The Washington Times - September 28, 2011, 08:38PM

MIAMI GARDENS, Fla. — The Nationals walked off the field at Sun Life Stadium (for the last time there) on an extremely positive note. They ended their 2011 season with a 3-1 win over the Florida Marlins, a win that gave them 80 victories and made it the second most successful season in the team’s brief history. 

It also set them up to make 2012 a year filled with possibilities for a team stocked with talented youth. 


The Nationals went into the offseason feeling very good about themselves. As well they should. They finished September on a 14-4 tear and ended the year in third place for the first time in Nationals history. 

But to be sure, there is plenty left for the Nationals to improve upon.

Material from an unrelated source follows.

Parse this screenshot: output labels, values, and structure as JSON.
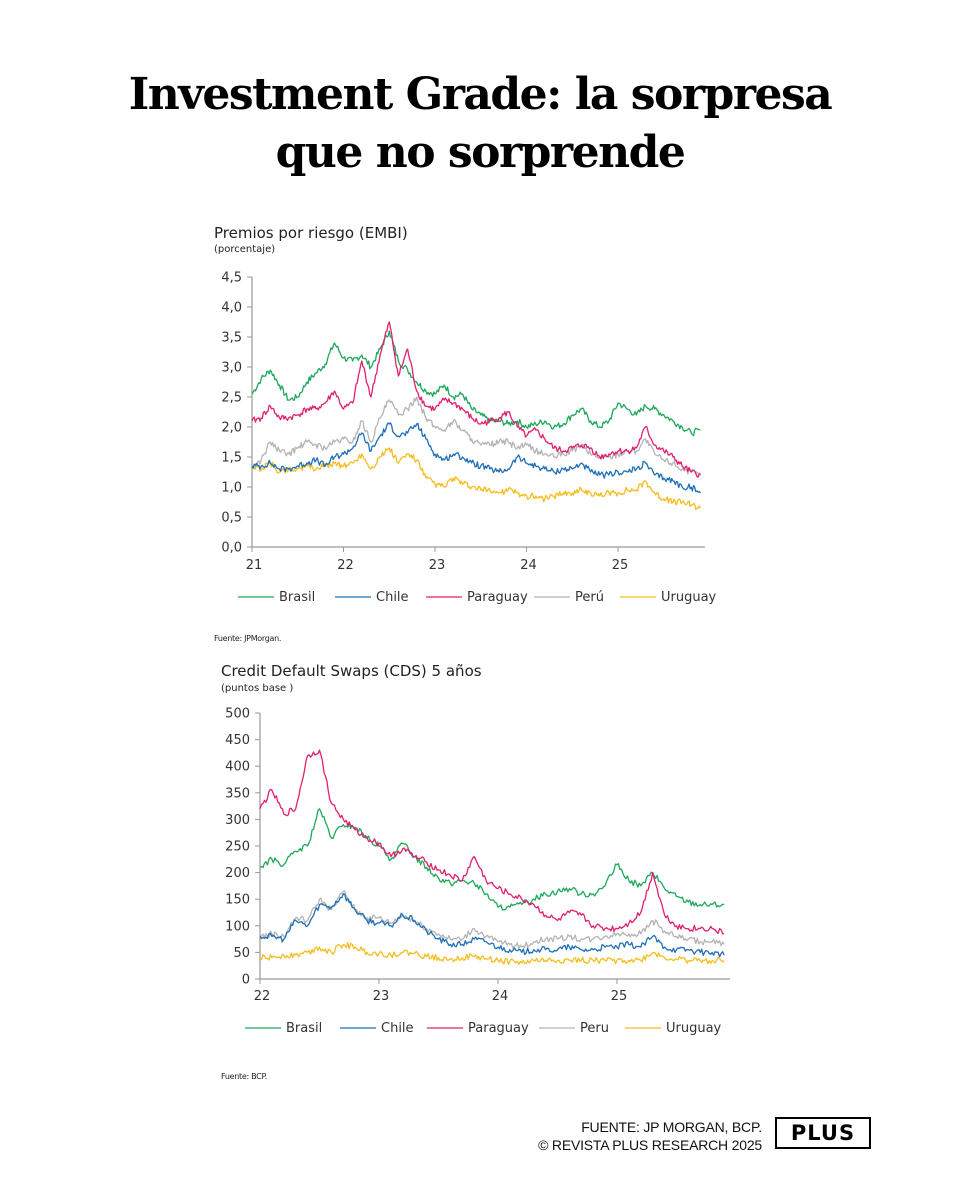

As Nationals general manager Mike Rizzo said following Wednesday evening’s game “We start thinking about 2012 on the plane ride home.”

And there’s a solid chance that high on their list will be upgrading an offense that ranked in the bottom half of the league in almost every major category. Their pitching staff finished the year with 3.58 ERA, the lowest mark in team history — yet they allowed 19 more runs than they scored all year. 

The offseason is going to be an interesting one for Washington. They seemingly have fewer needs than they ever have but are in an advantageous position to put a few more pieces together. 

Tops on their list, most likely, will be deciding on a manager for the 2012 season. Unless something absolutely shocking goes down in the next few days and weeks, there’s a good chance that will be Davey Johnson. But once that is settled, the Nationals can go about filling out their roster for next season. 

This year was a good one, next year, they know will have to be better.

“(Finishing in third place with 80 wins) shows how far these guys have come,” Johnson said. “I had a wonderful day talking to all of them and all of them have their sights set higher. As it should be. I want them going through the winter thinking we’ve got to be better than this.”